La felicidad es un invento capitalista
La felicidad como invención capitalista: simulacro, control y deseo domesticado
La felicidad, en las sociedades contemporáneas, ya no es un sentimiento. Es una consigna. Un imperativo disfrazado de derecho. Se presenta como objetivo individual y deseable, pero en realidad funciona como instrumento colectivo de control y consumo. Esta tesis —que a primera vista podría parecer cínica o conspirativa— ha sido abordada de manera más o menos directa por pensadores como Michel Foucault, Gilles Deleuze, Guy Debord y Jean Baudrillard. Todos coinciden en algo: vivimos en un régimen donde incluso las emociones son codificadas, gobernadas y mercantilizadas.I. El mandato de ser feliz
“No se trata de hacer la vida posible, sino de hacerla rentable”, podría resumirse, parafraseando a Deleuze. La felicidad en el capitalismo no es una experiencia: es una obligación. Las instituciones —desde la escuela hasta la publicidad, pasando por la psicología positiva— no nos invitan a pensar, sino a sentir bien. Pero este "bien" es estandarizado, útil al orden: una versión emocional del productivismo.Michel Foucault acuñó el concepto de biopolítica para referirse a la forma en que los Estados modernos gestionan no sólo los cuerpos, sino las vidas. En este marco, el mandato de la felicidad opera como forma de gobierno de sí: cada individuo debe volverse empresario de su propio goce, gerente de su bienestar. No ser feliz es, entonces, no solo una desgracia: es una falta, un error de gestión personal.

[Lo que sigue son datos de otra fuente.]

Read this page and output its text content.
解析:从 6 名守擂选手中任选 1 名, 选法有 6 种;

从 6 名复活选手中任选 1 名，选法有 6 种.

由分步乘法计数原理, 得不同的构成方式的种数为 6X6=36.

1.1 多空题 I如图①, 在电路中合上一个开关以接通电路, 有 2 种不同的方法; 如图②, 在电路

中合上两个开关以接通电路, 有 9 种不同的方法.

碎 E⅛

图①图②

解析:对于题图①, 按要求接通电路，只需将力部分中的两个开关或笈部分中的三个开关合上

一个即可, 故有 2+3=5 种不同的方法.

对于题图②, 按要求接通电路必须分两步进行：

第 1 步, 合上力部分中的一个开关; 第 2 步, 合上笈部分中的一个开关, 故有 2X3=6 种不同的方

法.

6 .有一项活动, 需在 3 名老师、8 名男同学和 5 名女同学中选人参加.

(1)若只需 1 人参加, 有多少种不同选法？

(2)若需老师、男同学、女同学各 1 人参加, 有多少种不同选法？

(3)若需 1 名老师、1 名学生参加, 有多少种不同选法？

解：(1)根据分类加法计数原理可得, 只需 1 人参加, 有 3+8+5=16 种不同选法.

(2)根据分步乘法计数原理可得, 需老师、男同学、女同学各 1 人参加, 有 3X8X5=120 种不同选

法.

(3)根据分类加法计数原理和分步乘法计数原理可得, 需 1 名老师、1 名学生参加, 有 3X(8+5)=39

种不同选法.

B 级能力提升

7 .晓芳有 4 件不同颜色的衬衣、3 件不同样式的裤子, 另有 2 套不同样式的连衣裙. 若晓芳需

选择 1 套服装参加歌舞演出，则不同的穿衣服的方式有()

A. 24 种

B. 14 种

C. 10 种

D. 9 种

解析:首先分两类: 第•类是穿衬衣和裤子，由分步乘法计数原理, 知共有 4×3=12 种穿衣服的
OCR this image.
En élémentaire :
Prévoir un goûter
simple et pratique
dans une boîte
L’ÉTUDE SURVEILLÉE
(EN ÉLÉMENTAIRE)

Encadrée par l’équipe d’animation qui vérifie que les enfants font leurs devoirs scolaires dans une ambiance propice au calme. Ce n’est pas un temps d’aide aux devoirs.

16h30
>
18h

II. Felicidad: del más allá al hipermercado
Antes, la felicidad era una promesa trascendental. El paraíso. El reino de los cielos. El capitalismo seculariza esa promesa y la transforma en inmediatez: la felicidad ya, pero nunca del todo. Siempre aplazada. Siempre frustrada.Jean Baudrillard lo dice claramente en La sociedad de consumo (1970):
"En la sociedad de consumo no se desea el objeto, se desea el signo de felicidad que se le atribuye."
Esto es clave: no se compra un teléfono, se compra la imagen de una vida plena. No se viaja, se publica que se viaja. No se ama, se demuestra que se ama. La felicidad deviene un espectáculo, un simulacro. Como planteó Guy Debord en La sociedad del espectáculo (1967), vivimos bajo una “realidad representada que sustituye a la experiencia directa”, y la felicidad es la mercancía estrella de esa puesta en escena.
III. El control emocional como control político
El capitalismo tardío no necesita reprimir, necesita optimizar. Por eso la tristeza es patologizada y la ira es desactivada. La infelicidad es tratada como anomalía, y el disconforme, como enfermo o inadaptado. La crítica se diluye en “procesos personales”, la melancolía se medicaliza, y la rabia se convierte en coaching. Como dice Byung-Chul Han en La sociedad del cansancio, vivimos bajo un “régimen de positividad”:“El sujeto de rendimiento se explota a sí mismo creyendo que se está realizando.”Este sujeto feliz es dócil, predecible y funcional. No interrumpe. No cuestiona. Y si lo hace, lo hace desde un lugar seguro: en el feed, con filtros, sin consecuencias.
IV. Contra la felicidad-mercancía
Pero ¿qué pasaría si soltáramos esa zanahoria brillante llamada “felicidad”? ¿Y si empezáramos a pensarla no como destino, sino como interrupción? Como momento de fuga. Deleuze y Guattari hablaban de “líneas de fuga”: esos escapes del sistema que permiten pensar lo impensable, vivir lo que no se mide ni se monetiza.
Tal vez la felicidad real no sea luminosa ni rentable. Tal vez esté en el fracaso, en el amor no correspondido, en la amistad improductiva, en el silencio compartido. En lo que escapa al algoritmo.
Conclusión
La felicidad como la entendemos hoy no es natural. Es histórica. Es útil. Es rentable. En ese sentido, sí: es una invención capitalista. No porque no existan momentos de alegría auténtica, sino porque el modo en que se nos impone buscarla responde menos a nuestros deseos que a los del mercado. Por eso, más que buscar la felicidad, tal vez habría que empezar por desear otra cosa.